For a viewer who saw the show in Salzburg, as I did, the big picture will scarcely register. But the impact of the detailed ensemble work remains huge. As in many Lehnhoff productions, the female characters italicize emotion with great flair. Nobody does it better than Waltraud Meier, whose incomparably glamorous Klytämnestra might be channeling Gloria Swanson. Beneath her purple-sequined turban, sunglasses and floor-length, fire-engine-red fun fur lies a bone-deep desolation. Confiding in Iréne Theorin's moody, bullheaded Elektra, she is taking a gamble she pretends may not cost her life. For a change, the moment of edgy intimacy between mother and daughter seems unfeigned on both sides.
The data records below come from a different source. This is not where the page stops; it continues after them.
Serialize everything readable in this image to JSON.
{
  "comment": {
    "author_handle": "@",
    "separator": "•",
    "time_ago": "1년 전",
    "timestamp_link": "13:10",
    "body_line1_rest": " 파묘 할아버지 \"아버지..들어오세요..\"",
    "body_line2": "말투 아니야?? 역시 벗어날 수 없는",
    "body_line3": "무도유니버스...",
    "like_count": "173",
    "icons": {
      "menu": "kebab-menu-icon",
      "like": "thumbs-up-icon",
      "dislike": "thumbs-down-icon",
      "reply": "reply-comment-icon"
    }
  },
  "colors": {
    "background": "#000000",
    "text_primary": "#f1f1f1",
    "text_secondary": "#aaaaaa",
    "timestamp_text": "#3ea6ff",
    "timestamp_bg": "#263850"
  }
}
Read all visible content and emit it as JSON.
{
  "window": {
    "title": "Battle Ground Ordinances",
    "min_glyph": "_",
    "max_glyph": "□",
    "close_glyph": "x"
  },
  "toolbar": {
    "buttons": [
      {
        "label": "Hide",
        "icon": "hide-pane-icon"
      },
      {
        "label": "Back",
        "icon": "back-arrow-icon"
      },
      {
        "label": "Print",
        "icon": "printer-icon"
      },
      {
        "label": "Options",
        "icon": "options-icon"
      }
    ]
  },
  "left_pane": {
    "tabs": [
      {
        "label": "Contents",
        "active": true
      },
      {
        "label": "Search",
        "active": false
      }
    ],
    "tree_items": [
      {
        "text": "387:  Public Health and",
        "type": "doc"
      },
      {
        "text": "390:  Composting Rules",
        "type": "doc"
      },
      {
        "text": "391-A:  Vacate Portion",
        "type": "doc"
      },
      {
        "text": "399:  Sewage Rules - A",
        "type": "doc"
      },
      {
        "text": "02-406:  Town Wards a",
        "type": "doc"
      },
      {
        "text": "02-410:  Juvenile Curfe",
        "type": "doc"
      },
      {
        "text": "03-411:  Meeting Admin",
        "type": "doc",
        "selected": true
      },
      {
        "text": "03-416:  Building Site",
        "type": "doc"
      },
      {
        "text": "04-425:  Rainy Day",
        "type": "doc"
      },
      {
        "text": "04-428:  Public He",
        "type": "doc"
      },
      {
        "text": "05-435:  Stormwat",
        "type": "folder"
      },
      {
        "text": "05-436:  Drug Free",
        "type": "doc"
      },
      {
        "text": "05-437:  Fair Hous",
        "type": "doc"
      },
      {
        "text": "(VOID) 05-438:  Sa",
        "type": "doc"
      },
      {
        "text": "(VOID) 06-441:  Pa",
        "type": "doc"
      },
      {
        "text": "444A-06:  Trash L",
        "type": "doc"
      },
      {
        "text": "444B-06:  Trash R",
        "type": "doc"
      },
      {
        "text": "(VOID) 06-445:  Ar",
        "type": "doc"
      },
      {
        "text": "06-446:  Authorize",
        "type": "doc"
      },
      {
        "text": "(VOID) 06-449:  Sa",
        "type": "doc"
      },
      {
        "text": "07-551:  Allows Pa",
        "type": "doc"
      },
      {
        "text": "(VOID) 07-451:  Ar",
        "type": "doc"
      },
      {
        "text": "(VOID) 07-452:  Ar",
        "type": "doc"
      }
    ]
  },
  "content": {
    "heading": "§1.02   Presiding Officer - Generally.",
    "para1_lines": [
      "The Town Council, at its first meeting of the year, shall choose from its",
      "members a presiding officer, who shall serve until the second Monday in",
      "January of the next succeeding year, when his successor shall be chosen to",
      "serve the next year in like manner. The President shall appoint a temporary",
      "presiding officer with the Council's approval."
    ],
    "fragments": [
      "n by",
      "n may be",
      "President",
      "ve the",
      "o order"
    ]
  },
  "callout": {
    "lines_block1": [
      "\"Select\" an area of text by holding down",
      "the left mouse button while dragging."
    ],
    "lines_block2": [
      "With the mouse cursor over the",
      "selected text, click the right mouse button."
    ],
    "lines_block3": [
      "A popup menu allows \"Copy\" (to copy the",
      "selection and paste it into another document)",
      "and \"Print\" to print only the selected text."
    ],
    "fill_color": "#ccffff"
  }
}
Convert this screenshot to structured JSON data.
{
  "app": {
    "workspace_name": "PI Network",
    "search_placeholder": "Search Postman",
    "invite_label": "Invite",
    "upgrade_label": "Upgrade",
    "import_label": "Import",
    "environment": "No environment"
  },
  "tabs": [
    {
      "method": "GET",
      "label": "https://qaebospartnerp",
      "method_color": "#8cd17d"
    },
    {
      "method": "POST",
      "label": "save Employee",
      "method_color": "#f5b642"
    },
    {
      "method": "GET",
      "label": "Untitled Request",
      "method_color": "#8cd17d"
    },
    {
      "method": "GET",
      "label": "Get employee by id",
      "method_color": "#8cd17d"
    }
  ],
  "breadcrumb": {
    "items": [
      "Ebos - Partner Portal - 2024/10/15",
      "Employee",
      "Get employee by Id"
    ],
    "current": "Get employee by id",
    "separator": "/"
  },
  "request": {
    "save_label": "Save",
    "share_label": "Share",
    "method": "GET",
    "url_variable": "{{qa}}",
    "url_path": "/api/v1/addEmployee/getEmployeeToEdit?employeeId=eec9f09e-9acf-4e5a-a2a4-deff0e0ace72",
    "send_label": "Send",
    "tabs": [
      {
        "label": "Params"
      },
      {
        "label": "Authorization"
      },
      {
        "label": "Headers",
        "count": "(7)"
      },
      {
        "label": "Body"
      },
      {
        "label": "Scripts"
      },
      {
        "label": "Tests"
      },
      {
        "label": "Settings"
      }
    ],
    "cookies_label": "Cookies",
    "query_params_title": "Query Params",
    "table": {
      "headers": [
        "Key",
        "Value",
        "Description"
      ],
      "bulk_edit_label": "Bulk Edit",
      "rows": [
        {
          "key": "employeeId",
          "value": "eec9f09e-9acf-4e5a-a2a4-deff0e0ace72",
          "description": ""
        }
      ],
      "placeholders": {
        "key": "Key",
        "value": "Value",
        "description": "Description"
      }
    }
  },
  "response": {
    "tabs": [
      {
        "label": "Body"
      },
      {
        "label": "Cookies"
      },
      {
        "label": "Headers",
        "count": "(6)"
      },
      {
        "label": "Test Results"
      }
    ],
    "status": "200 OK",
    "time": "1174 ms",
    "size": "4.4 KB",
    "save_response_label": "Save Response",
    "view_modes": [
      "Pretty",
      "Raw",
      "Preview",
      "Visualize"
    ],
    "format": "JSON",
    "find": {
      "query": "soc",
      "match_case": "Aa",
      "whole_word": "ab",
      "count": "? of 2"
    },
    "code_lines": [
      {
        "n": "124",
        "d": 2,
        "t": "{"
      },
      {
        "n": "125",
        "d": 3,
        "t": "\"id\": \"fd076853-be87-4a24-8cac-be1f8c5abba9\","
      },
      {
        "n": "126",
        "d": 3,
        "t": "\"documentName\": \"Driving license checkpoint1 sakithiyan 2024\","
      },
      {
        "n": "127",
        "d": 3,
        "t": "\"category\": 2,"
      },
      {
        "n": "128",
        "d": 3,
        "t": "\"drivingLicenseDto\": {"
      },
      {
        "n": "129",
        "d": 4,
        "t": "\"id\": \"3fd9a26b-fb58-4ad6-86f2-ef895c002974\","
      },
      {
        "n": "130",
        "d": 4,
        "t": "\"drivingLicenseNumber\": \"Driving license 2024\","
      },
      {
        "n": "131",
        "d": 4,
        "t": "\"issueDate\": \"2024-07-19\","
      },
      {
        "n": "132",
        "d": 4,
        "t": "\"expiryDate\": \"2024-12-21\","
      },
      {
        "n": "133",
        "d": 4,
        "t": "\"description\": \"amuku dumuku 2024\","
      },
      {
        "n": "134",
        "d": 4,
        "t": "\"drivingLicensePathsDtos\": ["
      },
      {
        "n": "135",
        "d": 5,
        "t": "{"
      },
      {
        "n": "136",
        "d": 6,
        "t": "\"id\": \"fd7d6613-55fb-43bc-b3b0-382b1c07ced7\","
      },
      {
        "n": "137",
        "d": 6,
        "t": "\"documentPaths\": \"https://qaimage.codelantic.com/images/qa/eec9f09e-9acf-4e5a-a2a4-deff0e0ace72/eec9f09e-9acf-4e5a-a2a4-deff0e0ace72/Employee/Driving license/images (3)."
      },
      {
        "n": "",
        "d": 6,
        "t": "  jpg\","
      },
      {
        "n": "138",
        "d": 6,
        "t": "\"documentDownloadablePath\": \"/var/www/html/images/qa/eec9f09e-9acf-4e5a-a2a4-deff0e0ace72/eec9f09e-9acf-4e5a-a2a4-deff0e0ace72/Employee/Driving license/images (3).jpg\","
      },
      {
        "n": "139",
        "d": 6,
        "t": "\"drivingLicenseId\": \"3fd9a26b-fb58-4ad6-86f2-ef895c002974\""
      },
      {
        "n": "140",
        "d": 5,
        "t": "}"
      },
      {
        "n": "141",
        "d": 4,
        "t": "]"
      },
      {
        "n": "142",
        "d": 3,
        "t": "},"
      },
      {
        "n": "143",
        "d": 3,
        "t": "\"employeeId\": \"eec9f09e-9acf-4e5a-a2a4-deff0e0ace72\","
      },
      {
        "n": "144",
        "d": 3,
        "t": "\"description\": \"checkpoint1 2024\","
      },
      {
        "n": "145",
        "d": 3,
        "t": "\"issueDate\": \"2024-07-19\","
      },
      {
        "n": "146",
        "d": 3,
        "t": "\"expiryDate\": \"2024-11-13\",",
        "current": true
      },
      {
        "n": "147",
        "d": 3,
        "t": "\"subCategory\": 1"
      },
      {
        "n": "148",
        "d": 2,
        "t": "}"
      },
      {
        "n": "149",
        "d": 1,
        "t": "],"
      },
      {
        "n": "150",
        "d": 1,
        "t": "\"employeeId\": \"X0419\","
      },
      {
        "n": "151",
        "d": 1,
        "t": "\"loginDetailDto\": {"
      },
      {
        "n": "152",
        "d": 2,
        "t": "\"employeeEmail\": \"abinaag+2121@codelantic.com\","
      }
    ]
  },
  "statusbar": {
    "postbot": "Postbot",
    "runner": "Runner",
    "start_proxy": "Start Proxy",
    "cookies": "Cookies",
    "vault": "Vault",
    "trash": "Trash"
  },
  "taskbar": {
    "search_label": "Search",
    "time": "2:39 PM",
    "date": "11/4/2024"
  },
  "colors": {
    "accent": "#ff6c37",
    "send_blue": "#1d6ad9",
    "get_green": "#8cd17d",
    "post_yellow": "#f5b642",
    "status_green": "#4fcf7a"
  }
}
The subsequent agon builds to a conclusion that goes a quantum leap beyond the surefire melodramatics envisioned by the opera's creators. As always, Elektra's savage vision of Klytämnestra's murder at the hands of the returning Orest renders Klytämnestra speechless. As always, Klytämnestra's Confidante and Trainbearer then rush in and fill her ear with the whispered news (false) that Orest is dead. And here, making no fuss about it, Lehnhoff rewrites the action for heightened psychological truth. Rather than bounce back and exit with triumphant shrieks of demonic laughter, Klytämnestra totters off in silence, a shattered woman. To her entourage falls the business of mocking the confounded Elektra, who is still in the dark. Elektra may not know it, but we do: her verbal assault has dealt her mother's deathblow. Orest has yet to appear, but already, his waiting sister has done his job for him.
Her full moon of a face splotchy with chalk, Theorin looks out at the world through ice-blue eyes that know no compassion. Vocally, the title role holds few terrors for her. Even when called on to raise the rafters, she maintains hints of the astonishing roundness and bloom she brings to the soft pages of the recognition scene. A formidable technician, Meier wields her lean, smooth mezzo like a calligrapher's pen, punctuating her phrases in accents of clipped parlando. The Chrysothemis of Eva-Maria Westbroek recalls the fidgety, brittle flibbertigibbets of Jules Feiffer, an effect heightened by her wild and strident tone. René Pape, in mournful voice, lends Orest a profound and troubled gravitas. Robert Gambill's stalwart Aegisth enters like a country squire, takes a stunning pratfall, pops his eyes in dismay, and is gone. As the Young Servant, Benjamin Hulett bubbles over with infectious excitement.
A conductor gets a workout with this opera. On opening night, Daniele Gatti's reward was merciless booing, supposedly because he covered the singers. That isn't a problem on the video, but possibly the sound engineers have done some tweaking. That said, my impression in the house at the third or fourth performance was that Gatti's work had been capable, well paced, and by no means unusually loud. This is Elektra, after all.
Iréne Theorin, Eva-Maria Westbroek, Waltraud Meier; Robert Gambill, René Pape; Konzertvereinigung Wiener Staatsopernchor, Wiener Philharmoniker, Daniele Gatti. Production: Nikolaus Lehnhoff. Arthaus Musik 101 560 (Blu-ray) or 101 559 (DVD), 109 mins., subtitled.